Because each tool is unique to the part or component being fabricated, the reading of the item’s tag at the entrance to the ACCE’s various work cells (work stations) at which the tools are used provides the company with a record of when each specific type of component has been formed, bagged (placed in a plastic bag and compressed via a vacuum) and cured, and when it is then ready for the final manufacturing processes prior to shipping. Once the component is removed from its tool, the part’s bar-coded label serves as the unique identifier that is scanned through the remaining workstations. ATK is currently testing the feasibility of embedding a UHF RFID tag in the components, in order to eliminate the bar-code labels.

Altogether, the system installed at the ACCE consists of 115 Speedway R420 readers, 460 Impinj far-field reader antennas, 15 RZ400 printer-encoders and seven Motorola MC9090-Z handheld readers, to be used for exceptions, cycle counting or locating tools and materials.

RFID read data is received, interpreted and integrated with ATK’s existing management systems by OATSystems’ OATenterprise software. Part of that suite, OATxpress, manages RFID devices—including printers and readers—and also generates RFID labels for attachment to composite materials, for tracking those materials’ movements into and out of freezers. The OATxpress software pushes data to the shop floor and ERP systems, and then forwards real-time material-tracking data via messaging to OATSystems’ software at the ACCE.

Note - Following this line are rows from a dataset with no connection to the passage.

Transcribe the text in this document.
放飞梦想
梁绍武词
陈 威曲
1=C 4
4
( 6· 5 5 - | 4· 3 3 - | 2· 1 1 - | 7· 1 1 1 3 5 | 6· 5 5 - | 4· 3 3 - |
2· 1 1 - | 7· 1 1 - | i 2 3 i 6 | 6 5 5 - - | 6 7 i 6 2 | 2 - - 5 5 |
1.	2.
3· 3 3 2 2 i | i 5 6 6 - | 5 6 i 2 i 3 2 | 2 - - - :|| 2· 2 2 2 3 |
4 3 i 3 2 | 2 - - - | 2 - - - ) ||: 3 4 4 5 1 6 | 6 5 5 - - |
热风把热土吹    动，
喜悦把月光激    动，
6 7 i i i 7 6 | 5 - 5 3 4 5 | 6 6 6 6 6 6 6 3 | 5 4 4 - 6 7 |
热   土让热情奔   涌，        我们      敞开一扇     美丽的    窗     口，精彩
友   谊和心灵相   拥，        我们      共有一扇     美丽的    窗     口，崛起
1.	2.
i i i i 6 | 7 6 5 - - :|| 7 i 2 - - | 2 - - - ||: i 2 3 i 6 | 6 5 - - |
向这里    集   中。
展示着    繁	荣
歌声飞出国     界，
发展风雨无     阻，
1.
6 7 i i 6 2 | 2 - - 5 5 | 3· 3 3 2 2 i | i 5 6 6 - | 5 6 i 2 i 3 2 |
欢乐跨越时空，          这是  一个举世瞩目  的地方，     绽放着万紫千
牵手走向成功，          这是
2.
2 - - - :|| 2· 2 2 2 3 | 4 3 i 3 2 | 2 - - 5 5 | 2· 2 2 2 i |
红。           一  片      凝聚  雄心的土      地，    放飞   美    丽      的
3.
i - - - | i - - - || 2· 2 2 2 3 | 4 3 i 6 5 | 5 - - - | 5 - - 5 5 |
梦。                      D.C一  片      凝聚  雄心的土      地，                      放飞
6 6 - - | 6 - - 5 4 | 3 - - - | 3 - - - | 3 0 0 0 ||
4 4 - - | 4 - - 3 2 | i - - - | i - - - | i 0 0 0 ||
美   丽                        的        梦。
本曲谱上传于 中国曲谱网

“All objectives are related to measurable efficiencies,” Morgan states. “If we know where tools and materials are, we enhance our efficiency, and we don’t have operators looking for tools or materials.” In addition, he says, the system helps the company detect expired material before it can be used. “If material has expired, there is an indication on the visual monitor in the work cells.”

RFID has been a critical asset for the company, according to Brian Andrus, the IT director of ATK’s aerospace structures division. “Without the ability to automate the tracking of these innovative manufacturing processes,” he explains, “it would be difficult to deliver on commercial contracts, which have significant production-rate increases over the next couple years.”